31b_monkeybars.jpgWe meet again two weeks later. Posey has the worn-out look that teachers get in the spring, as they count down to the end of school, now just six weeks away. “The warm weather makes a big difference in how psychically ready I am for it to be over. That false spring in March was hard. It felt like all of a sudden it was spring, but I hadn’t taught them enough. There were still people who couldn’t read well enough, who couldn’t listen well enough. I felt really negative. But now that it’s truly warm, I can say, ‘Okay, we’ll make it.” She seems happy and confident, seasoned by the year behind her.

But it won’t be easy. Posey has learned that Michelle Freeman, her “terrific, awesome” classroom assistant who has been her partner since October, has just gone on maternity leave earlier than expected. There’s testing coming up, and the kids will be “testing and testy” because Freeman is not there. “They get so grumpy when their worlds are disrupted. Really, really emotional,” Posey says. “It sounds more judgmental than I mean it, but many of these kids don’t get what they need emotionally. When babies and preschoolers and primary kids get the emotional support they need, they begin to act in a more emotionally mature way.”

“Do you feel a sense of accomplishment about this year?” I ask. Here’s where Posey described the problems with the first principal—about barely being able to drive to work and making it through the day one period at a time. But then she says “yes.”

“When did things start to get better for you?”

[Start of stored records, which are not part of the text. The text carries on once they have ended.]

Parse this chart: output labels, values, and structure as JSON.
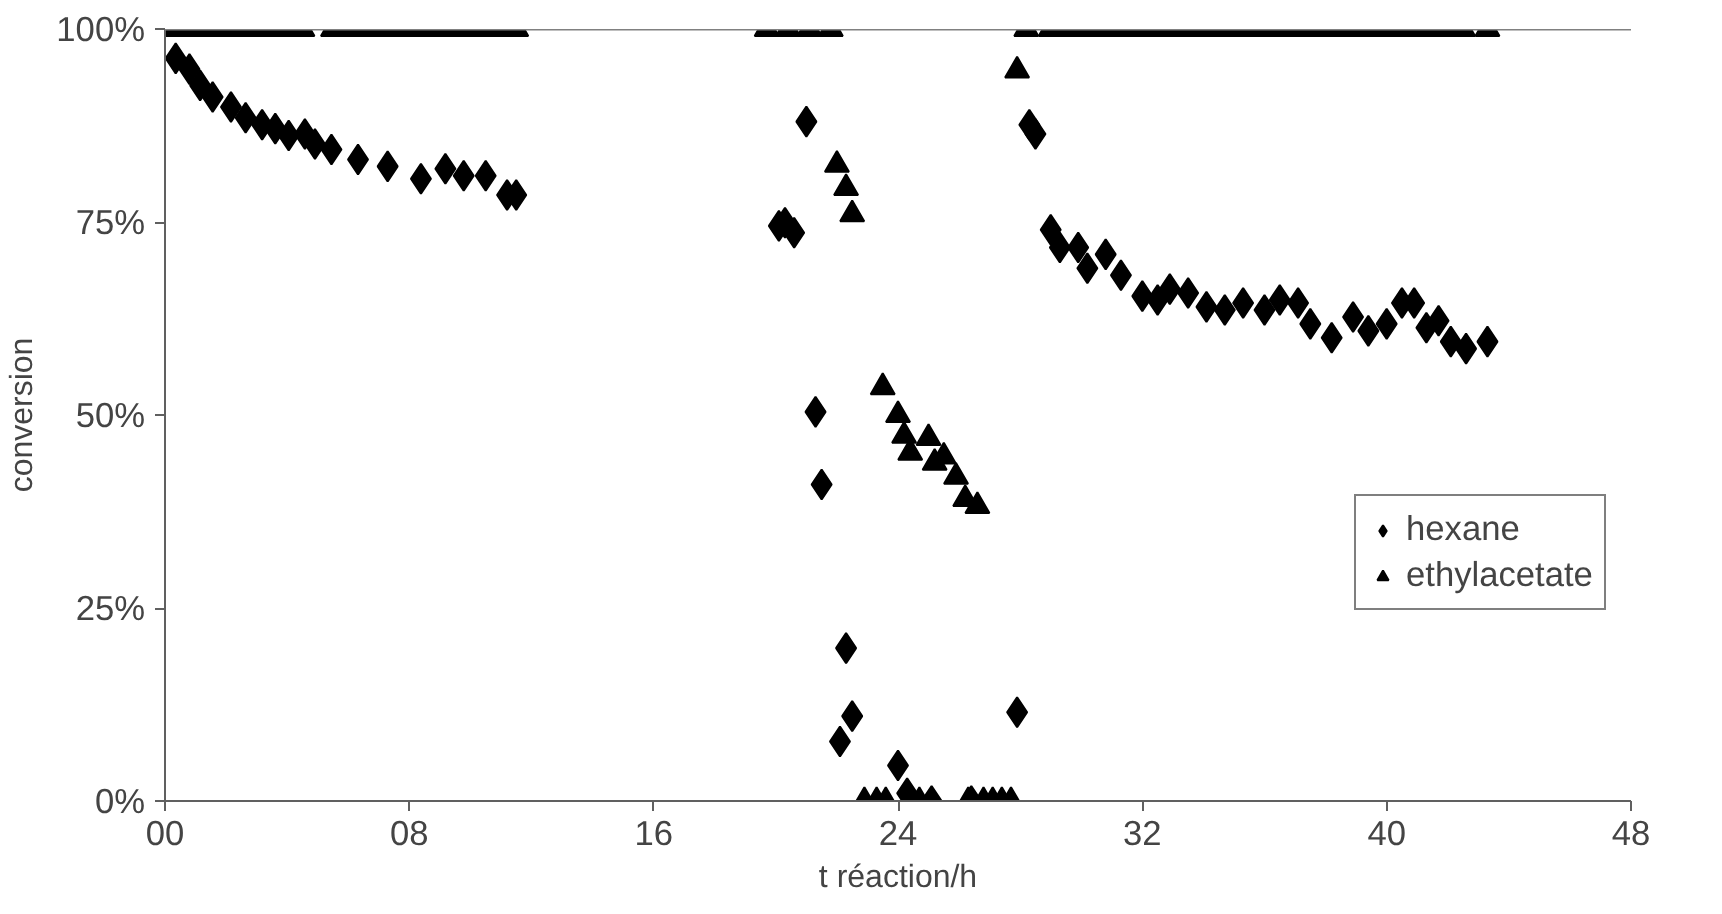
{
  "chart_data": {
    "type": "scatter",
    "xlabel": "t réaction/h",
    "ylabel": "conversion",
    "xlim": [
      0,
      48
    ],
    "ylim": [
      0,
      100
    ],
    "xticks": [
      {
        "value": 0,
        "label": "00"
      },
      {
        "value": 8,
        "label": "08"
      },
      16,
      24,
      32,
      40,
      48
    ],
    "yticks": [
      {
        "value": 0,
        "label": "0%"
      },
      {
        "value": 25,
        "label": "25%"
      },
      {
        "value": 50,
        "label": "50%"
      },
      {
        "value": 75,
        "label": "75%"
      },
      {
        "value": 100,
        "label": "100%"
      }
    ],
    "grid": false,
    "legend": "right",
    "ref_lines": [
      {
        "axis": "y",
        "value": 100,
        "color": "#808080"
      }
    ],
    "series": [
      {
        "name": "hexane",
        "color": "#000000",
        "marker": "diamond",
        "x": [
          0.35,
          0.8,
          1.15,
          1.56,
          2.16,
          2.64,
          3.18,
          3.61,
          4.05,
          4.58,
          4.91,
          5.45,
          6.32,
          7.29,
          8.38,
          9.18,
          9.78,
          10.5,
          11.2,
          11.5,
          20.1,
          20.3,
          20.6,
          21.0,
          21.3,
          21.5,
          22.1,
          22.3,
          22.5,
          24.0,
          24.3,
          25.1,
          26.4,
          27.9,
          28.3,
          28.5,
          29.0,
          29.3,
          29.9,
          30.2,
          30.8,
          31.3,
          32.0,
          32.5,
          32.9,
          33.5,
          34.1,
          34.7,
          35.3,
          36.0,
          36.5,
          37.1,
          37.5,
          38.2,
          38.9,
          39.4,
          40.0,
          40.5,
          40.9,
          41.3,
          41.7,
          42.1,
          42.6,
          43.3
        ],
        "values": [
          96.2,
          94.8,
          92.7,
          91.2,
          89.9,
          88.5,
          87.6,
          87.1,
          86.2,
          86.4,
          85.1,
          84.4,
          83.1,
          82.2,
          80.6,
          81.9,
          81.0,
          81.0,
          78.5,
          78.5,
          74.5,
          74.9,
          73.6,
          88,
          50.4,
          41,
          7.7,
          19.8,
          11,
          4.6,
          1,
          0,
          0,
          11.5,
          87.6,
          86.4,
          74,
          71.7,
          71.7,
          69,
          70.8,
          68.1,
          65.4,
          64.9,
          66.3,
          65.8,
          64.0,
          63.6,
          64.5,
          63.6,
          64.9,
          64.5,
          61.8,
          60.0,
          62.7,
          60.9,
          61.8,
          64.5,
          64.5,
          61.3,
          62.2,
          59.5,
          58.6,
          59.5
        ]
      },
      {
        "name": "ethylacetate",
        "color": "#000000",
        "marker": "triangle",
        "x": [
          0.0,
          0.5,
          1.0,
          1.5,
          2.0,
          2.5,
          3.0,
          3.5,
          4.0,
          4.5,
          5.5,
          6.0,
          6.5,
          7.0,
          7.5,
          8.0,
          8.5,
          9.0,
          9.5,
          10.0,
          10.5,
          11.0,
          11.5,
          19.7,
          20.4,
          21.1,
          21.8,
          22.0,
          22.3,
          22.5,
          22.9,
          23.3,
          23.6,
          23.5,
          24.0,
          24.2,
          24.4,
          24.7,
          25.0,
          25.2,
          25.5,
          25.9,
          26.2,
          26.3,
          26.6,
          26.8,
          27.1,
          27.4,
          27.7,
          27.9,
          28.2,
          29.0,
          29.5,
          30.0,
          30.5,
          31.0,
          31.5,
          32.0,
          32.5,
          33.0,
          33.5,
          34.0,
          34.5,
          35.0,
          35.5,
          36.0,
          36.5,
          37.0,
          37.5,
          38.0,
          38.5,
          39.0,
          39.5,
          40.0,
          40.5,
          41.0,
          41.5,
          42.0,
          42.5,
          43.3
        ],
        "values": [
          100,
          100,
          100,
          100,
          100,
          100,
          100,
          100,
          100,
          100,
          100,
          100,
          100,
          100,
          100,
          100,
          100,
          100,
          100,
          100,
          100,
          100,
          100,
          100,
          100,
          100,
          100,
          82.4,
          79.4,
          76,
          0,
          0,
          0,
          53.6,
          50,
          47.3,
          45.1,
          0,
          47,
          43.8,
          44.6,
          42,
          39.1,
          0,
          38.2,
          0,
          0,
          0,
          0,
          94.6,
          100,
          100,
          100,
          100,
          100,
          100,
          100,
          100,
          100,
          100,
          100,
          100,
          100,
          100,
          100,
          100,
          100,
          100,
          100,
          100,
          100,
          100,
          100,
          100,
          100,
          100,
          100,
          100,
          100,
          100
        ]
      }
    ]
  }
}
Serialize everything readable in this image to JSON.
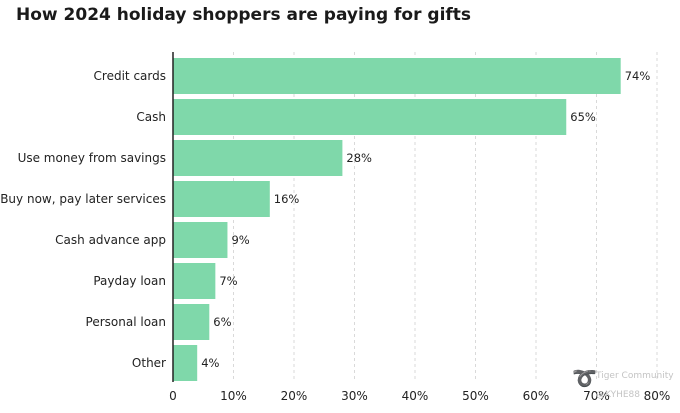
{
  "page_title": "How 2024 holiday shoppers are paying for gifts",
  "watermark": {
    "logo_icon": "tiger-logo-icon",
    "brand": "Tiger Community",
    "handle": "@KYHE88"
  },
  "chart_data": {
    "type": "bar",
    "orientation": "horizontal",
    "title": "How 2024 holiday shoppers are paying for gifts",
    "categories": [
      "Credit cards",
      "Cash",
      "Use money from savings",
      "Buy now, pay later services",
      "Cash advance app",
      "Payday loan",
      "Personal loan",
      "Other"
    ],
    "values": [
      74,
      65,
      28,
      16,
      9,
      7,
      6,
      4
    ],
    "value_labels": [
      "74%",
      "65%",
      "28%",
      "16%",
      "9%",
      "7%",
      "6%",
      "4%"
    ],
    "xlim": [
      0,
      80
    ],
    "x_ticks": [
      0,
      10,
      20,
      30,
      40,
      50,
      60,
      70,
      80
    ],
    "x_tick_labels": [
      "0",
      "10%",
      "20%",
      "30%",
      "40%",
      "50%",
      "60%",
      "70%",
      "80%"
    ],
    "xlabel": "",
    "ylabel": "",
    "grid": "vertical dashed",
    "legend": "none",
    "colors": {
      "bar": "#7fd8aa",
      "grid": "#d9d9d9",
      "axis": "#222222"
    }
  }
}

The turning point was a teacher-training session with a “really good speaker who said to focus on one thing, not to feel like you have to be excellent at everything. I wasn’t a first-year teacher, but obviously in many ways I was, because I hadn’t worked in an inner city public school. Just having her say that the ‘good teachers of kids in poverty don’t say, Well it should be this way and it should be that way. The good teachers of kids in poverty say, This is what we have. Let’s do something.’ That was freeing. It made me feel less emotional and ill to feel like, okay, this is what it is and we’re going to move forward.”

The teaching staff at CUSA have been “awesome, committed, passionate, devoted to the children. I have so much respect for them. Without that team, I personally wouldn't have made it, and the school certainly wouldn't have made it,” Posey says.

She also feels very supported by The Chester Fund. “Without that, we wouldn’t have arts. We wouldn’t have assistants. Our classes would be 30 instead of 20. We wouldn’t have had smart boards. I went to CUSA because I wanted to do arts and to be in a place that would support me in treating children like people. I felt pretty secure, knowing John Alston as well as I do, that the children would be respected and that we would be striving for the best in education.”


Sara Posey began her second year of teaching at CUSA on Sept. 8. “The school year has started beautifully,” she reports. “Most of my kids went to kindergarten here, and I keep thanking the kindergarten teachers for preparing them so well. Many of them are reading already.”

By adding a new grade level each year, CUSA expects to be a pre-K3 through grade eight school by 2014. To date, The Chester Fund, an independent nonprofit unrelated to Swarthmore College, has raised more than $3 million in support of the school. And the Chester Upland School district hired two new student-support staff members for CUSA this fall.